To summarize my model, data, and anything else I can think off, my model is a normal U-Net that uses TanH and Group Normalization for each encoder and decoder block. My data comes from the COCO Dataset, which I add some padding, around 100-200 pixels of padding to either height or width depending on the image shape, to have it around 636 x 636, I then normalize the input values values to fit in between [-1,1] and then de-normalize it back to [0,1] for BCELoss() function. Additionally, I have about 1613 images to train or validate, and thinking about this now as I am typing this, could it be the lack of data I have?

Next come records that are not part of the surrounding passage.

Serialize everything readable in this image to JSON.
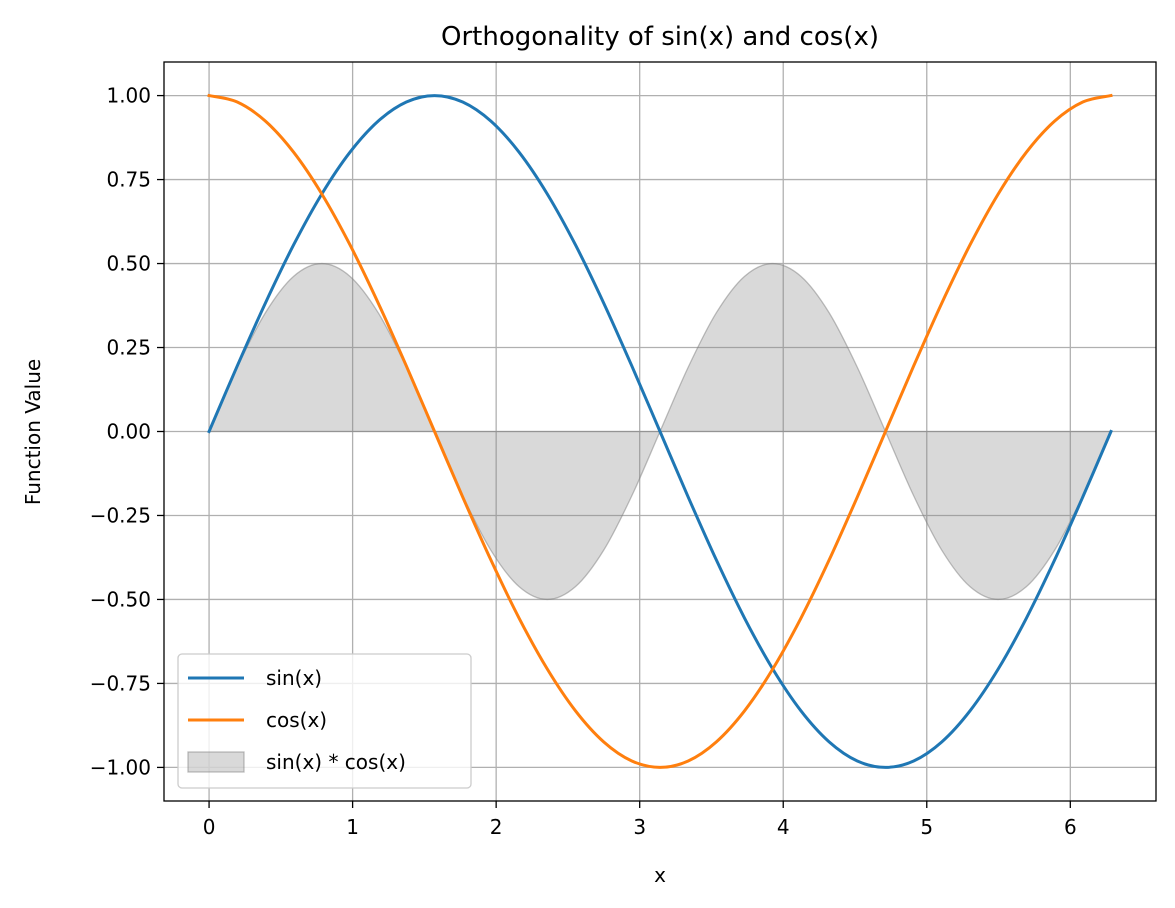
{
  "chart_data": {
    "type": "line",
    "title": "Orthogonality of sin(x) and cos(x)",
    "xlabel": "x",
    "ylabel": "Function Value",
    "xlim": [
      -0.314,
      6.597
    ],
    "ylim": [
      -1.1,
      1.1
    ],
    "x_ticks": [
      0,
      1,
      2,
      3,
      4,
      5,
      6
    ],
    "x_tick_labels": [
      "0",
      "1",
      "2",
      "3",
      "4",
      "5",
      "6"
    ],
    "y_ticks": [
      1.0,
      0.75,
      0.5,
      0.25,
      0.0,
      -0.25,
      -0.5,
      -0.75,
      -1.0
    ],
    "y_tick_labels": [
      "1.00",
      "0.75",
      "0.50",
      "0.25",
      "0.00",
      "−0.25",
      "−0.50",
      "−0.75",
      "−1.00"
    ],
    "grid": true,
    "legend_position": "lower-left",
    "x": [
      0,
      0.1963,
      0.3927,
      0.589,
      0.7854,
      0.9817,
      1.1781,
      1.3744,
      1.5708,
      1.7671,
      1.9635,
      2.1598,
      2.3562,
      2.5525,
      2.7489,
      2.9452,
      3.1416,
      3.3379,
      3.5343,
      3.7306,
      3.927,
      4.1233,
      4.3197,
      4.516,
      4.7124,
      4.9087,
      5.1051,
      5.3014,
      5.4978,
      5.6941,
      5.8905,
      6.0868,
      6.2832
    ],
    "series": [
      {
        "name": "sin(x)",
        "kind": "line",
        "color": "#1f77b4",
        "values": [
          0,
          0.1951,
          0.3827,
          0.5556,
          0.7071,
          0.8315,
          0.9239,
          0.9808,
          1,
          0.9808,
          0.9239,
          0.8315,
          0.7071,
          0.5556,
          0.3827,
          0.1951,
          0,
          -0.1951,
          -0.3827,
          -0.5556,
          -0.7071,
          -0.8315,
          -0.9239,
          -0.9808,
          -1,
          -0.9808,
          -0.9239,
          -0.8315,
          -0.7071,
          -0.5556,
          -0.3827,
          -0.1951,
          0
        ]
      },
      {
        "name": "cos(x)",
        "kind": "line",
        "color": "#ff7f0e",
        "values": [
          1,
          0.9808,
          0.9239,
          0.8315,
          0.7071,
          0.5556,
          0.3827,
          0.1951,
          0,
          -0.1951,
          -0.3827,
          -0.5556,
          -0.7071,
          -0.8315,
          -0.9239,
          -0.9808,
          -1,
          -0.9808,
          -0.9239,
          -0.8315,
          -0.7071,
          -0.5556,
          -0.3827,
          -0.1951,
          0,
          0.1951,
          0.3827,
          0.5556,
          0.7071,
          0.8315,
          0.9239,
          0.9808,
          1
        ]
      },
      {
        "name": "sin(x) * cos(x)",
        "kind": "area",
        "color": "#808080",
        "opacity": 0.3,
        "values": [
          0,
          0.1913,
          0.3536,
          0.4619,
          0.5,
          0.4619,
          0.3536,
          0.1913,
          0,
          -0.1913,
          -0.3536,
          -0.4619,
          -0.5,
          -0.4619,
          -0.3536,
          -0.1913,
          0,
          0.1913,
          0.3536,
          0.4619,
          0.5,
          0.4619,
          0.3536,
          0.1913,
          0,
          -0.1913,
          -0.3536,
          -0.4619,
          -0.5,
          -0.4619,
          -0.3536,
          -0.1913,
          0
        ]
      }
    ]
  }
}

Not sure what the problem is but any insight or tips can help out!
I would not denormalize. I would also suggest that you use BCEWithLogitsLoss, rather than BCELoss, as your loss criterion. (It’s numerically more stable.)

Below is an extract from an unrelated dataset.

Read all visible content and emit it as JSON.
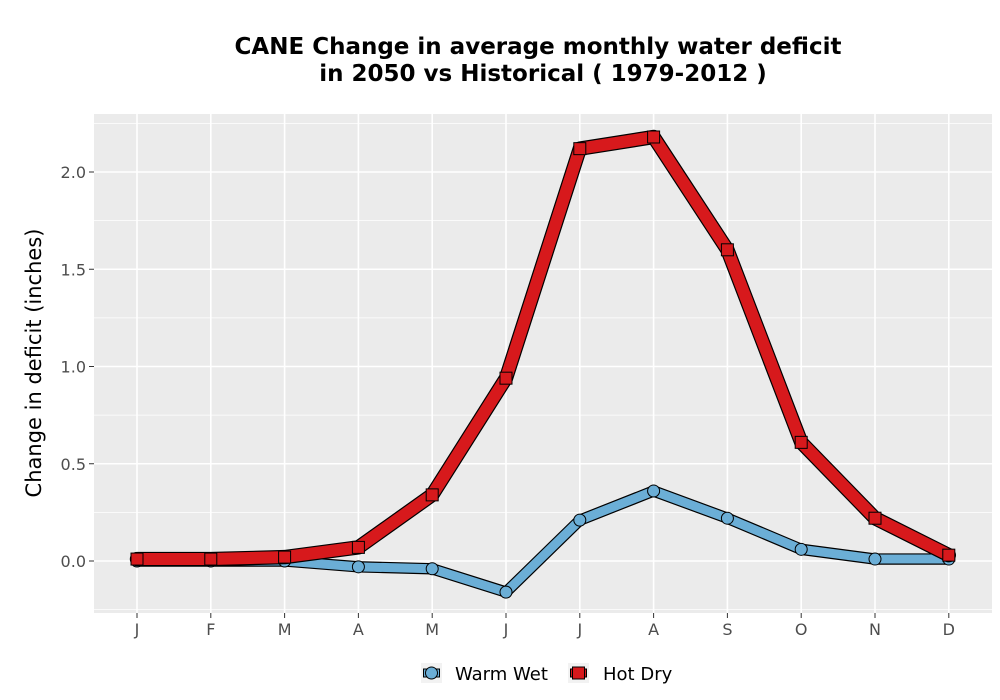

What are your target values? For BCEWithLogitsLoss (as well as BCELoss) you would
typically want them to be 0.0 or 1.0.
This seems smallish, but it could be (or might not be) enough. In any event, you should be
able to overfit in that you get a low loss value (and a good figure of merit) on your training
set, even if your validation-set results start to get worse as you keep training.
Am I right that by “capture people” you mean that you want to label pixels that are part of
a person in the original image as “foreground” (e.g., 1) and pixels that are not part of a
person as “background” (e.g, 0)?
If you have many more background pixels than foreground pixels (or vice versa), you should
probably make use of BCEWithLogitsLoss’s pos_weight constructor argument.
There are some nuances to U-Net, but try without the denormalization and try overfitting
before getting into the weeds.
I used BCEWithLogitsLoss before and will try and re-use it again. Also, why does de-normalize data not be a good idea here? And are there other times where it is allowed?
I increase data from 1613 to around 5000, 3000 images, and 2000 images flip.
My target values is 0 and 1, and yes, people highlighted is foreground and everything else background.
Moreover, I added an extra layer normalization for each block, so now each block has 2. Other than that, I haven’t run my program yet, but I’ll soon report back with an update here.
After making these changes, as well as changing the resolution to 556 x 556, running 25 epoch, I can say there being a massive improvement of having 0.50 train and validation loss in the first epoch to around 0.35 for train and epoch at 20 epoch, with validation having a bit more dispersion then train at +0.1 or +0.2. I’m going to try and reduce padding and run my program to a bigger computer.